Some of my most distinct memories from high school involve struggling to grasp abstract concepts without visual or interactive tools. When I was a high school student, technology was significantly limited compared to today’s. I recall longing for resources such as online encyclopedias, interactive simulations, and virtual tutoring that would have made learning more interactive and accessible. Instead, my classmates and I were left to suffer through content-heavy, teacher-led lessons that lacked imagination or passion.

Sound familiar?

At no point did I blame my teachers. They, like most, had the undesirable task of delivering the same content to disengaged teens, not once, but many times a day.  Fast forward to the present, and the landscape has changed dramatically.

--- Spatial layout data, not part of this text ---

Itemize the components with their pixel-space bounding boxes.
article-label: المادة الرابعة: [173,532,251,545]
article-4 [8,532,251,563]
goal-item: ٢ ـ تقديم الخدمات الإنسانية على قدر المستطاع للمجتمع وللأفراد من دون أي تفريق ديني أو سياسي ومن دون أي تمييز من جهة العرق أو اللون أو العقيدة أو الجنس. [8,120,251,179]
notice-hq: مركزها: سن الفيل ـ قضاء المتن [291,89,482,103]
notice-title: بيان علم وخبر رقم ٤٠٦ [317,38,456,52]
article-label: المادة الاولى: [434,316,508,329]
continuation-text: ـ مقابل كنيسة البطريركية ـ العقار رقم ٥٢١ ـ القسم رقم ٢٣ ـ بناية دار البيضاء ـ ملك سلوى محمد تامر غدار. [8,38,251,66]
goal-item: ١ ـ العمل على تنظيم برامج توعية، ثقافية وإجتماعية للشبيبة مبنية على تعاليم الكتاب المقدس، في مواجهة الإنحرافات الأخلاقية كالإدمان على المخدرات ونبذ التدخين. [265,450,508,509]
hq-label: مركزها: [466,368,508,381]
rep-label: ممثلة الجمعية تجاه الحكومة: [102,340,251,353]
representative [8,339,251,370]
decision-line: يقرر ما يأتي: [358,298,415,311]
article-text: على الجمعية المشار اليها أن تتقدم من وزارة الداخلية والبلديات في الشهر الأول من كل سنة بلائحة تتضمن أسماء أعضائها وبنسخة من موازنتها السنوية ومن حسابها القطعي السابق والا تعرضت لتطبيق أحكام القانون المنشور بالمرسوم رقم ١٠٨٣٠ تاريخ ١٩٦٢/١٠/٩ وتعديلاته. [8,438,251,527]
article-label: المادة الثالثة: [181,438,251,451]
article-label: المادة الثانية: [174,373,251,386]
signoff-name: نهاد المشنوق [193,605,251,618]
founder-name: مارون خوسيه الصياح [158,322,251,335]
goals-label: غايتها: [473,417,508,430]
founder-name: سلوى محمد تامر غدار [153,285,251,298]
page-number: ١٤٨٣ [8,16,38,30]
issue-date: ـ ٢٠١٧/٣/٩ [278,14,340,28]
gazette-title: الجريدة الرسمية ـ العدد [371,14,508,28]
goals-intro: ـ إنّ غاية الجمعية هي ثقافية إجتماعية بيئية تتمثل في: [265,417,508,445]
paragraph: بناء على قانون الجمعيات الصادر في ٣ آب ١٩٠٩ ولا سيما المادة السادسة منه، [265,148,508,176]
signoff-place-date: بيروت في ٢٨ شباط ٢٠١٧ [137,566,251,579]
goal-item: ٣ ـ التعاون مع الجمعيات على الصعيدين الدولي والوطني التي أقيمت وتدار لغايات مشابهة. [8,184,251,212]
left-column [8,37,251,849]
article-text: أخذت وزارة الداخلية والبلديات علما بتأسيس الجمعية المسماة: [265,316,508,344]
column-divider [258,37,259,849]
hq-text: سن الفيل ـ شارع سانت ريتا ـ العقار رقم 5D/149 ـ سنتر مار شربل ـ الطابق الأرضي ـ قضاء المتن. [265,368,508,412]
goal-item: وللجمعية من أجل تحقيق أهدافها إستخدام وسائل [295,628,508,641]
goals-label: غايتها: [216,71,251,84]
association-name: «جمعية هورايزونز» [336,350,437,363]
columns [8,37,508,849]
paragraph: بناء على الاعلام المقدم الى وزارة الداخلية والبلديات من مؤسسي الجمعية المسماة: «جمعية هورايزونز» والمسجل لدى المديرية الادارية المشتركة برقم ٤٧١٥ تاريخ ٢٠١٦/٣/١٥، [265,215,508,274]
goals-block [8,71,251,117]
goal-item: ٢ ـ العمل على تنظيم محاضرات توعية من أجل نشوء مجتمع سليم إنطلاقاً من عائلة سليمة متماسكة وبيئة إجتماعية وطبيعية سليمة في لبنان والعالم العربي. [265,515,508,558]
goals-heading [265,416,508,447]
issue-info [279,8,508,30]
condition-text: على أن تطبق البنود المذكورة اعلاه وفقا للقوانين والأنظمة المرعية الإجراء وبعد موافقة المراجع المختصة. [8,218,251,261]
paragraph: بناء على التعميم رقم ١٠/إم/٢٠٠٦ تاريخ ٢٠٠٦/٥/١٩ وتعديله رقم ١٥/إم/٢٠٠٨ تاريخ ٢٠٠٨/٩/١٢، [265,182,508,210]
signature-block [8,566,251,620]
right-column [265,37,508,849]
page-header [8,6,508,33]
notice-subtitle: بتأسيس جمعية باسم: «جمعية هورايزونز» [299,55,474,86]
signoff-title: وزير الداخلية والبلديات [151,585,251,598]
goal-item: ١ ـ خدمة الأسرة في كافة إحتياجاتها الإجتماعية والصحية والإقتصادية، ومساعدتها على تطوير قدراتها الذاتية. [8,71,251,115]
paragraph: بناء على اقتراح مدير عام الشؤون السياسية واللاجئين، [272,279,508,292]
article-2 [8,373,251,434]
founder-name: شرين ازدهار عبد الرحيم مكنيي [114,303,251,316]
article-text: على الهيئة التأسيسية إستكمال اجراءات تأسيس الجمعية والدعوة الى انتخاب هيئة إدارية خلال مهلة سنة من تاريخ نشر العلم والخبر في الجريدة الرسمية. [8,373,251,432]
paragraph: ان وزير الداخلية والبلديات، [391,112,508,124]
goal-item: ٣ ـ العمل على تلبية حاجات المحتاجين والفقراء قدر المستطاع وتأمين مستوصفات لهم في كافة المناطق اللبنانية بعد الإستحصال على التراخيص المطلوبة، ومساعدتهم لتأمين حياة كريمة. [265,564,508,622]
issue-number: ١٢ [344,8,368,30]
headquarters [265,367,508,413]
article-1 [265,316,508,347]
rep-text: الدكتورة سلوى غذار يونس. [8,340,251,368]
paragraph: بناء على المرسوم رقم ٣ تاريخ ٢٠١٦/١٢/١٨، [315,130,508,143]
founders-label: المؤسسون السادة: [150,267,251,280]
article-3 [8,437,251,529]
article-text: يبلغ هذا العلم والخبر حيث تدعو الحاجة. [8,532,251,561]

Prompt engineering empowers learners to think critically, collaborate effectively, and devise innovative solutions. Artificial intelligence teaching assistants, like Jill Watson at the Georgia Institute of Technology, offer support to students in what was once considered unimaginable ways.  

During the mid-1990s, while pursuing my A-level sociology studies, I became captivated by the enigmatic realm of hyperreality. This concept, coined by French philosopher Jean Baudrillard, posits blurred boundaries between reality and simulation in postmodern societies. Now, a quarter of a century later, I find Baudrillard’s theories informing my work as an educator.